De acordo com o documento compartilhado junto à alegação, um informante identificado como “Cimelody-3” afirmou que um amigo ouviu, em 1955, o suposto ex-oficial nazista Phillip Citroën dizer que ele “contatava Hitler uma vez por mês na Colômbia” e que o líder nazista havia se mudado para a Argentina em janeiro daquele mesmo ano.
Afirmações semelhantes circulam em espanhol, inglês, romeno e alemão.

No final da Segunda Guerra Mundial, muitos nacional-socialistas fugiram para a América do Sul. Entre eles estavam Adolf Eichmann, responsável pelas atas da Conferência de Wannsee, onde foi organizado o genocídio dos judeus, e Josef Mengele, médico do campo de concentração de Auschwitz conhecido por realizar experimentos em prisioneiros.
Após o envio de arquivos confidenciais aos Estados Unidos em 1º de abril de 2025 (1, 2), a Argentina tornou públicos, no dia 28 do mesmo mês, mais de 1.300 documentos sobre nazistas refugiados no país, incluindo decretos presidenciais que até então eram mantidos em segredo.
No entanto, é falso que o documento da CIA compartilhado nas redes sociais prove que Adolf Hitler fugiu para a América do Sul depois da guerra.
A existência do relatório não constitui uma prova
Uma pesquisa no Google por “Adolf Hitler”, limitando os resultados ao site da CIA, exibiu o documento viral. Trata-se da segunda de três páginas de um arquivo PDF, disponível na biblioteca virtual da agência norte-americana.
De acordo com a descrição em inglês, o documento faz parte da Lei de Divulgação de Crimes de Guerra Nazistas, aprovada em 1998. Sob essa legislação — e de uma lei semelhante sobre o governo imperial japonês — 1,2 milhão de páginas do Escritório de Serviços Estratégicos, o antecessor da CIA, e 114.200 páginas da própria agência foram desclassificadas.

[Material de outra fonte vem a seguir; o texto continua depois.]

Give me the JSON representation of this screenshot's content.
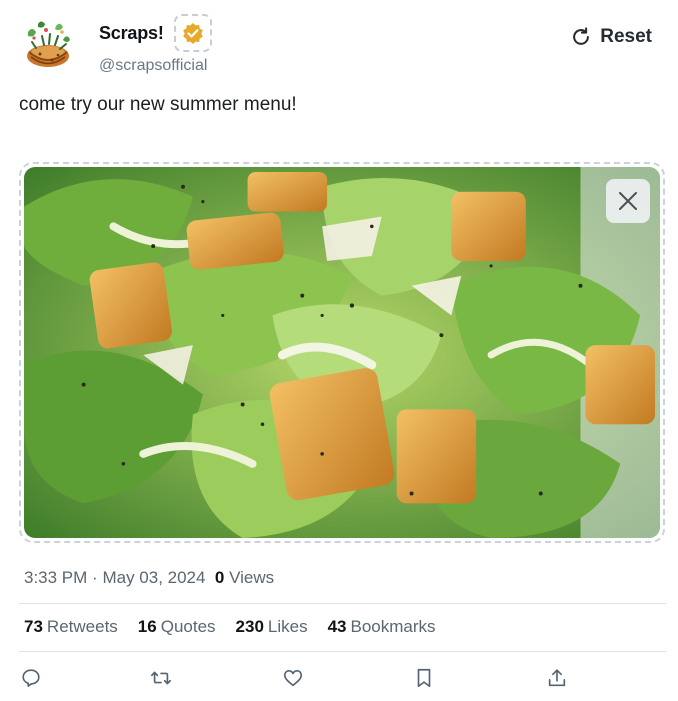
{
  "profile": {
    "display_name": "Scraps!",
    "handle": "@scrapsofficial",
    "verified_badge_color": "#e8a92b",
    "avatar_icon": "bird-nest-logo-icon"
  },
  "header": {
    "reset_label": "Reset",
    "reset_icon": "refresh-icon"
  },
  "tweet": {
    "text": "come try our new summer menu!"
  },
  "media": {
    "description_icon": "salad-photo",
    "close_icon": "close-icon"
  },
  "meta": {
    "time": "3:33 PM",
    "separator": "·",
    "date": "May 03, 2024",
    "views_count": "0",
    "views_label": "Views"
  },
  "stats": {
    "retweets_count": "73",
    "retweets_label": "Retweets",
    "quotes_count": "16",
    "quotes_label": "Quotes",
    "likes_count": "230",
    "likes_label": "Likes",
    "bookmarks_count": "43",
    "bookmarks_label": "Bookmarks"
  },
  "actions": {
    "reply_icon": "reply-icon",
    "retweet_icon": "retweet-icon",
    "like_icon": "heart-icon",
    "bookmark_icon": "bookmark-icon",
    "share_icon": "share-icon"
  },
  "colors": {
    "text_primary": "#0f1419",
    "text_secondary": "#5b6670",
    "divider": "#e1e5e9"
  }
}
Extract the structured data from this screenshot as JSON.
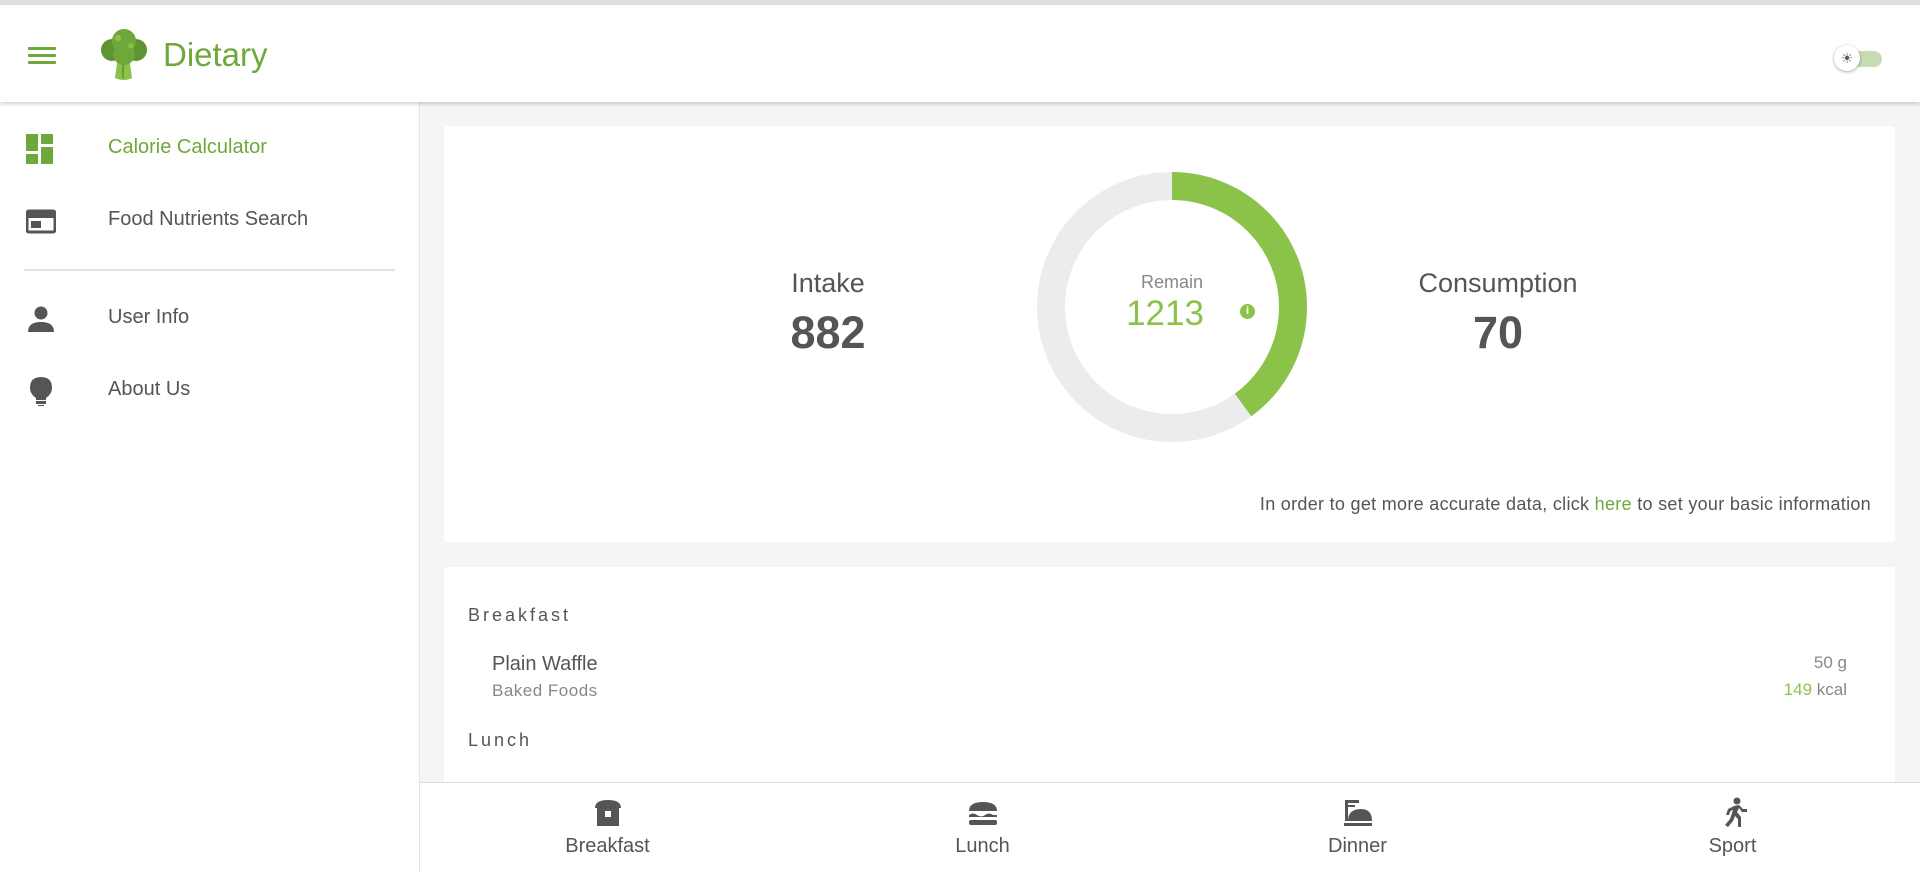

O documento não especifica a data em que deixou de ser confidencial. No entanto, uma busca no Google pelos termos “Hitler”, “CIA” e “Argentina” mostrou que o conteúdo já havia sido noticiado pela imprensa em 2017, em meio a versões que sugeriam que o líder nazista teria estado na Colômbia.
“O fato de tais informações aparecerem em um relatório da CIA não significa que o avistamento esteja 'confirmado' ou que algo esteja realmente 'provado'”, disse Steven Woodbridge, professor visitante da Universidade de Kingston, em Londres, e especialista em história europeia do século XX, à AFP em 9 de abril de 2025.
De acordo com Woodbridge, o mito em torno do documento da CIA é “um bom exemplo dos muitos rumores falsos, teorias da conspiração e alegações fraudulentas feitas por simpatizantes nazistas nos anos imediatamente posteriores à Segunda Guerra Mundial” e que ainda são perpetuados.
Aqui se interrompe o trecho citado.